Ahem. Soon the board begins to fill up and the time will come when the second AD 79 card is flipped, meaning that all cards are immediately chucked back in the box along with any people you’ve not brought into the town. The time for planning is over – now, it’s all about running away, and getting as many of your people to safety as you can. Before this begins, the lava begins to flow as six tiles are drawn in turn order and placed on the board. Each tile has a symbol showing which of the six starting points to begin at or join onto, so should you have a tile with a mask on it, you must place it orthagonally next to one with the same symbol.
This rule continues as play goes on, with each turn starting with another tile being drawn from the bag and added to the board. Of course, decisions must be made – do you put the tile in the way of other players but potentially block your own path? Perhaps you direct the flow towards some of the trapped people in the town? Maybe you’ll even sacrifice one of your own people to destroy a handful of other players’ pieces? And should any people be on the space that you choose to place your tile, they are immediately taken from the board and thrown into the volcano. Making noises at this point isn’t just considered good form, it’s a mandatory part of the game.
You then get to move up to two of your people, and look! It’s another simple but really interesting idea! Each piece may only move the same amount of spaces as there are people in their original square, so with three people there, you can move up to three squares. A solitary piece may, of course, only move one. This mechanism encourages you to bunch pieces together – not just grouping your own, but joining up with other players so you can get a good boost on your next go. However, large groups of people on squares makes for a tempting proposition when it comes to the every moving lava, and with another random tile being drawn every turn there’s a high risk that whole swathes of the population can be wiped out in a couple of turns. It’s a wonderful risk / reward type of affair, equally satisfying on both sides should you manage to pull off your plan of a well timed escape, or hurl a bunch of people into the volcano with a well chose tile placement.

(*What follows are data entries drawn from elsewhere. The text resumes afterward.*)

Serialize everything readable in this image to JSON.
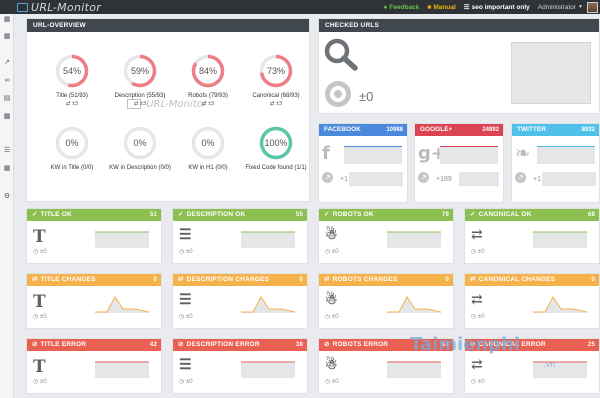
{
  "app": {
    "logo_text": "URL-Monitor"
  },
  "topbar": {
    "feedback": "Feedback",
    "manual": "Manual",
    "project": "seo important only",
    "user": "Administrator"
  },
  "overview": {
    "title": "URL-OVERVIEW",
    "gauges": [
      {
        "value": "54%",
        "pct": 0.54,
        "label": "Title (51/93)",
        "sub": "±3"
      },
      {
        "value": "59%",
        "pct": 0.59,
        "label": "Description (55/93)",
        "sub": "±3"
      },
      {
        "value": "84%",
        "pct": 0.84,
        "label": "Robots (79/93)",
        "sub": "±3"
      },
      {
        "value": "73%",
        "pct": 0.73,
        "label": "Canonical (68/93)",
        "sub": "±3"
      },
      {
        "value": "0%",
        "pct": 0,
        "label": "KW in Title (0/0)",
        "sub": ""
      },
      {
        "value": "0%",
        "pct": 0,
        "label": "KW in Description (0/0)",
        "sub": ""
      },
      {
        "value": "0%",
        "pct": 0,
        "label": "KW in H1 (0/0)",
        "sub": ""
      },
      {
        "value": "100%",
        "pct": 1,
        "label": "Fixed Code found (1/1)",
        "sub": ""
      }
    ],
    "watermark": "URL-Monitor"
  },
  "checked": {
    "title": "CHECKED URLS",
    "delta": "±0"
  },
  "social": [
    {
      "name": "FACEBOOK",
      "count": "10988",
      "delta": "+1",
      "color": "#4a89dc",
      "icon": "facebook-icon"
    },
    {
      "name": "GOOGLE+",
      "count": "24892",
      "delta": "+189",
      "color": "#da4453",
      "icon": "google-plus-icon"
    },
    {
      "name": "TWITTER",
      "count": "8932",
      "delta": "+1",
      "color": "#4fc1e9",
      "icon": "twitter-icon"
    }
  ],
  "cards": {
    "ok": [
      {
        "title": "TITLE OK",
        "count": "51",
        "delta": "±0",
        "icon": "text-icon"
      },
      {
        "title": "DESCRIPTION OK",
        "count": "55",
        "delta": "±0",
        "icon": "lines-icon"
      },
      {
        "title": "ROBOTS OK",
        "count": "79",
        "delta": "±0",
        "icon": "android-icon"
      },
      {
        "title": "CANONICAL OK",
        "count": "68",
        "delta": "±0",
        "icon": "exchange-icon"
      }
    ],
    "changes": [
      {
        "title": "TITLE CHANGES",
        "count": "0",
        "delta": "±0",
        "icon": "text-icon"
      },
      {
        "title": "DESCRIPTION CHANGES",
        "count": "0",
        "delta": "±0",
        "icon": "lines-icon"
      },
      {
        "title": "ROBOTS CHANGES",
        "count": "0",
        "delta": "±0",
        "icon": "android-icon"
      },
      {
        "title": "CANONICAL CHANGES",
        "count": "0",
        "delta": "±0",
        "icon": "exchange-icon"
      }
    ],
    "error": [
      {
        "title": "TITLE ERROR",
        "count": "42",
        "delta": "±0",
        "icon": "text-icon"
      },
      {
        "title": "DESCRIPTION ERROR",
        "count": "38",
        "delta": "±0",
        "icon": "lines-icon"
      },
      {
        "title": "ROBOTS ERROR",
        "count": "14",
        "delta": "±0",
        "icon": "android-icon"
      },
      {
        "title": "CANONICAL ERROR",
        "count": "25",
        "delta": "±0",
        "icon": "exchange-icon"
      }
    ]
  },
  "colors": {
    "gauge_red": "#ee7f86",
    "gauge_teal": "#5cc6a8",
    "gauge_track": "#e4e6e8",
    "ok": "#8cc152",
    "changes": "#f6b24a",
    "error": "#ea6153"
  },
  "site_watermark": {
    "text": "Taimienphi",
    "suffix": ".vn"
  }
}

So, Downfall of Pompeii is a game filled with positives; simple to understand, filled with strategic decisions to make that even younger players will be good to make, a touch of randomness with the lava tiles… It’s really rather lovely. In the interest of fairness, there are a couple of very minor negatives that I feel should be pointed out; the set-up of the card deck is a teeny bit fiddly and the instructions on doing so need to be read through a few times, and the lava tiles are a little thin when you’re now used to an industry standard of at least 2mm thickness, but these are really very small downsides. The game is a joy to play, filled with wonderful moments – getting a person off the board in the face of an oncoming tide of lava, or engulfing a pile of opposition pieces with a lucky tile draw… you find your pleasures in many different ways, and you’ll rarely find a more entertaining way to spend half an hour at your gaming table.
The Downfall of Pompeii was designed by Klaus Jurgen Wrede and originally released in 2006 by Mayfair. This new version comes in a smaller box but actually contains slightly more stuff – a three tile “Dual Vent” expansion is included – and will set you back around £25. Between two and four people can play with games taking between 30 to 60 minutes. And sersiously, you need to get yourself a copy, for it is most lovely.